With support from the University of Richmond

History News Network

History News Network puts current events into historical perspective. Subscribe to our newsletter for new perspectives on the ways history continues to resonate in the present. Explore our archive of thousands of original op-eds and curated stories from around the web. Join us to learn more about the past, now.

Did Pope Francis collaborate with the Argentine junta?

David Austin Walsh is the editor of the History News Network.


Pope Francis in Rome on March 13, 2013. Credit: Mazur/catholicnews.org.uk

UPDATE: In an email to HNN, James P. Brennan, a professor of history at the University of California, Riverside who is currently working on on a research project about the "Dirty War," cautioned against rushing to judgments about the new pope's record with the military junta. "[Journalist Horacio Verbitsky] is the sole source of [the] accusation [about concealing prisoners from human rights officials], which has yet to be verified by other credible sources such as human rights organizations in Argentina."

In other developments, Sam Ferguson, a visiting fellow at the Schell Center for International Human Rights at Yale Law School, has an article in The New Republic in which he summarizes the 2010 testimony of then-Cardinal Bergoglio over the allegations he collaborated with the Argentine military junta. Ferguson does not draw any conclusions, noting both that some of Bergoglio's answers under examination were inconsistent (he claimed Yorio never blamed him for his incarceration, but Yorio had been on the record as holding Bergoglio responsible for years) but that Nobel Peace Prize winner and victim of the regime Adolfo Perez Esquivel told the BBC Bergoglio "was not an accomplice of the dictatorship" and Robert Cox, former editor of the Buenos Aires Herald who was forced into exile in 1979 for reporting on disappeared persons,  said that "as much as he could, behind the scenes."

* * * * *

Horacio Verbitsky, a noted Argentinean journalist, alleged in his 2005 book El Silenco that Cardinal Jorge Bergoglio, who has just been elected Pope Francis I, collaborated with the Argentinian military regime in concealing political prisoners from the Inter-American Human Rights Commission. Hugh O'Shaughnessy reported on the Roman Catholic Church's close relationship with the Argentinean military regime for the Guardian in 2011.

Bergoglio has also been accused of aiding the regime in asserting its control over the clergy. From PolicyMic:

In 2005, a human rights lawyer filed a criminal complaint against Bergoglio, accusing him of conspiring with the junta in 1976 to kidnap two Jesuit priests, whom he, as superior of the Society of Jesus of Argentina in 1976, had asked to leave their pastoral work following conflict within the Society over how to respond to the new military dictatorship, with some priests advocating a violent overthrow. Bergoglio's spokesman has flatly denied the allegations. No evidence was presented linking the cardinal to this crime.

A spokesman for Bergolgio called the the accusation "old slander."

The priests, Orlando Yorio and Francisco Jalics, were kidnapped by the Argentine Navy in May 1976 and held for five months before being released -- by being dumped drugged and dazed into an open field.

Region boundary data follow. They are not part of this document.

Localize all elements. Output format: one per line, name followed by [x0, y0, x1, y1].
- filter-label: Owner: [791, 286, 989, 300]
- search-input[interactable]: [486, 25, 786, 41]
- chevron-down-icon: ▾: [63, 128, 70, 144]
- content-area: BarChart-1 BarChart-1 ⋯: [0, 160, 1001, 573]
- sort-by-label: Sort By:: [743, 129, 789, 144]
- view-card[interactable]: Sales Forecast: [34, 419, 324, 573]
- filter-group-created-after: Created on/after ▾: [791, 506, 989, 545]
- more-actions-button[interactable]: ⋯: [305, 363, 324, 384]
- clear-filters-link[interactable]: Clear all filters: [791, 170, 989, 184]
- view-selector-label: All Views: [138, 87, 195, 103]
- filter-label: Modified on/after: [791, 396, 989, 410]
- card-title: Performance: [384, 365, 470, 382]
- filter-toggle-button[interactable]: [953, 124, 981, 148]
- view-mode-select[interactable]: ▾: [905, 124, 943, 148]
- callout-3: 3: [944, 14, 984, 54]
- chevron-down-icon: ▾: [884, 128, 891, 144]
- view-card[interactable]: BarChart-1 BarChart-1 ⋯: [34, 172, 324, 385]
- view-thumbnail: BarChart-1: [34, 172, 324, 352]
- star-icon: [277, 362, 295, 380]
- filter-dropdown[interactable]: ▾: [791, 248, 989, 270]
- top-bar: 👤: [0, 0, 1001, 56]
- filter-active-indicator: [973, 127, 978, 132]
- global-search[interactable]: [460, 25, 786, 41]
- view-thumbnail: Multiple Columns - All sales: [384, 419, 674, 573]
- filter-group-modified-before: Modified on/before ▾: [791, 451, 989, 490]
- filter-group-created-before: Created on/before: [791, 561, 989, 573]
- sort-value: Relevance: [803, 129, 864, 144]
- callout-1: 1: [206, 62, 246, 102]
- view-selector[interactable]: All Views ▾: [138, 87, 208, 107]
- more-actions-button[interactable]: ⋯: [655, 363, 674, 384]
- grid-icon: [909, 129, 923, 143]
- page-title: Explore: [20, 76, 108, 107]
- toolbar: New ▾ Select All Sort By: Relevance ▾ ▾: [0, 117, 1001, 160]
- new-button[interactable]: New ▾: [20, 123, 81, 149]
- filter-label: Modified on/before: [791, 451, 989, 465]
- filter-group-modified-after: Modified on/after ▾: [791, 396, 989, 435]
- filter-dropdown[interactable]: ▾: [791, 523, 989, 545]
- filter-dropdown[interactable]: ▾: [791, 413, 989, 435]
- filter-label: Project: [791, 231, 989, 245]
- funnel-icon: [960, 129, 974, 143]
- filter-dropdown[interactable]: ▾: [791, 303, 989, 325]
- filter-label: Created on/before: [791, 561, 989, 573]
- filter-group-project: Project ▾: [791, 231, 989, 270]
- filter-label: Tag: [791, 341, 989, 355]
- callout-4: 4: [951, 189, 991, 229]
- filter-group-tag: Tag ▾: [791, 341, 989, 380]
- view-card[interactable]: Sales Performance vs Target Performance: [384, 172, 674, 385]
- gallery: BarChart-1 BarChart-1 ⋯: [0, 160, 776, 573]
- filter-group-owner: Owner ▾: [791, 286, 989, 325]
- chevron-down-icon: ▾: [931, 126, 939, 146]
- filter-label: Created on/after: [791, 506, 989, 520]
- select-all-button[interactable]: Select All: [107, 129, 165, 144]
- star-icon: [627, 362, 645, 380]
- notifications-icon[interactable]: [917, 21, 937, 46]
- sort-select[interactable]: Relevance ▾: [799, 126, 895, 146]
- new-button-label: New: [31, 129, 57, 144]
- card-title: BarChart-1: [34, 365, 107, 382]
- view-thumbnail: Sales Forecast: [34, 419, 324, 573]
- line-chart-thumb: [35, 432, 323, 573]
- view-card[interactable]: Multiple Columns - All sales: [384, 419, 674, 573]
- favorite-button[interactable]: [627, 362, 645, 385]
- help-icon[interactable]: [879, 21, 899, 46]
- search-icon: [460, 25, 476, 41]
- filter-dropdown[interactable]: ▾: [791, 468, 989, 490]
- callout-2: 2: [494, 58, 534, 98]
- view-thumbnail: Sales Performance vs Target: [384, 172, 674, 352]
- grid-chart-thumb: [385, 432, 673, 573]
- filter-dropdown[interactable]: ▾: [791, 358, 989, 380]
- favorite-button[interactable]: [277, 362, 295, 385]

Yorio and Jalics were targeted by the right-wing Argentine military junta that governed the country from 1976 to 1983 because of their advocacy of liberation theology, a controversial movement within the Roman Catholic Church which emphasized political, economic, and social justice.

Critics both inside and outside the Chuch -- including then Cardinal Joseph Ratzinger, who became Pope Benedict XVI -- claimed that the movement was tinged with Marxism.

Bergoglio, for his part, has claimed he protected those he could from the regime, including Yorio and Jalics. From the AP:

Both men were freed after Bergoglio took extraordinary, behind-the-scenes action to save them — including persuading dictator Jorge Videla's family priest to call in sick so that he could say Mass in the junta leader's home, where he privately appealed for mercy. His intervention likely saved their lives, but Bergoglio never shared the details until [his biographier Sergio Rubin] interviewed him for the 2010 biography.

Bergoglio — who ran Argentina's Jesuit order during the dictatorship — told Rubin that he regularly hid people on church property during the dictatorship, and once gave his identity papers to a man with similar features, enabling him to escape across the border. But all this was done in secret, at a time when church leaders publicly endorsed the junta and called on Catholics to restore their "love for country" despite the terror in the streets.

Anger has been brewing about the Church's failure to confront a regime which killed tens of thousands of its own citizens during the "Dirty War" against communist insurgencies during the 1970s.

The Argentine Church issued a collective apology in 2012 for the lack of confrontation with the dictatorship. "We know there are deep open wounds among many families after the kidnapping, seizing, or the disappearance of a loved one... We share everyone's pain and once again ask the forgiveness of everyone we failed or didn't support as we should have."